For students walking into a teacher’s class, “the respect you have for them is theirs to lose,” Licata said. “He always got the respect he was due by respecting his students.”

Working on backstage sets after school was the group’s bridge to hanging out with Rice in the evenings, Penny said. They would often stop by Newbridge Inn for slices of pizza.

In the city, which still had “graffiti-soaked subways,” Tesoriero said, the group would spend time in Washington Square Park in Greenwich Village. The trips eventually inspired Tesoriero to pursue a career in architecture, he said.

“It opened my eyes,” Tesoriero said. “There’s a lot to learn just by going down the street.”

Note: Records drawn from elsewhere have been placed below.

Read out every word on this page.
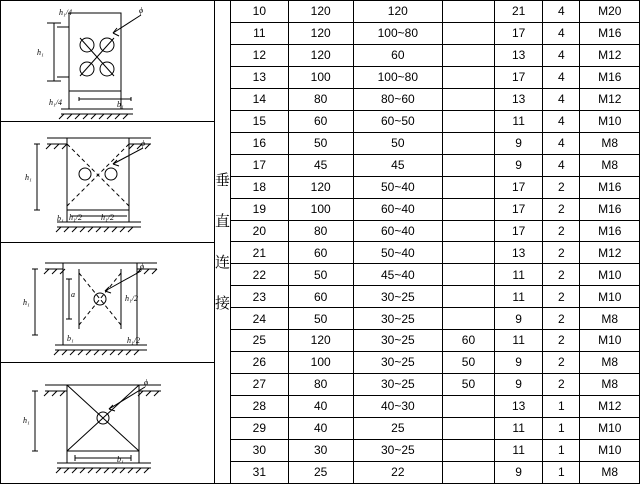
h₁/4
h₁/4
h₁
ϕ
b₁
h₁
ϕ
h₁/2 h₁/2
b₁
h₁
a
ϕ
h₁/2
b₁	h₁/2
h₁
ϕ
b₁
垂
直
连
接
10	120	120		21	4	M20
11	120	100~80		17	4	M16
12	120	60		13	4	M12
13	100	100~80		17	4	M16
14	80	80~60		13	4	M12
15	60	60~50		11	4	M10
16	50	50		9	4	M8
17	45	45		9	4	M8
18	120	50~40		17	2	M16
19	100	60~40		17	2	M16
20	80	60~40		17	2	M16
21	60	50~40		13	2	M12
22	50	45~40		11	2	M10
23	60	30~25		11	2	M10
24	50	30~25		9	2	M8
25	120	30~25	60	11	2	M10
26	100	30~25	50	9	2	M8
27	80	30~25	50	9	2	M8
28	40	40~30		13	1	M12
29	40	25		11	1	M10
30	30	30~25		11	1	M10
31	25	22		9	1	M8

Thompson, too, was inspired to attend New York University as a business major through his trips. He is convinced Rice’s recommendation letter helped him secure a seat at the school, he said.

After leaving the district in 2003, Rice stayed involved in the community through the Merrick Life, where he was employed. His role extended beyond the typical writer and editor when his affable nature helped him sell advertisements, according to Brogan.

When donations towards the scholarship were opened, it became clear how far of a reach Rice’s influence had. “Our long-term relationship with Jack was unique,” Thompson said, “but in the end we found out it really wasn’t.”

Thousands in donations from past students, peers and neighbors came pouring in, sustaining the future of the scholarship for years to come. The group is considering expanding the number of recipients.

In addition to the funds, scholarship recipients will also receive a book of poetry or prose from Rice’s personal collection. Many have his name signed at the front of the book.

“He continues to hold us together,” Marzano said. “He’s not the last person with those qualities — maybe the scholarship can surface others.”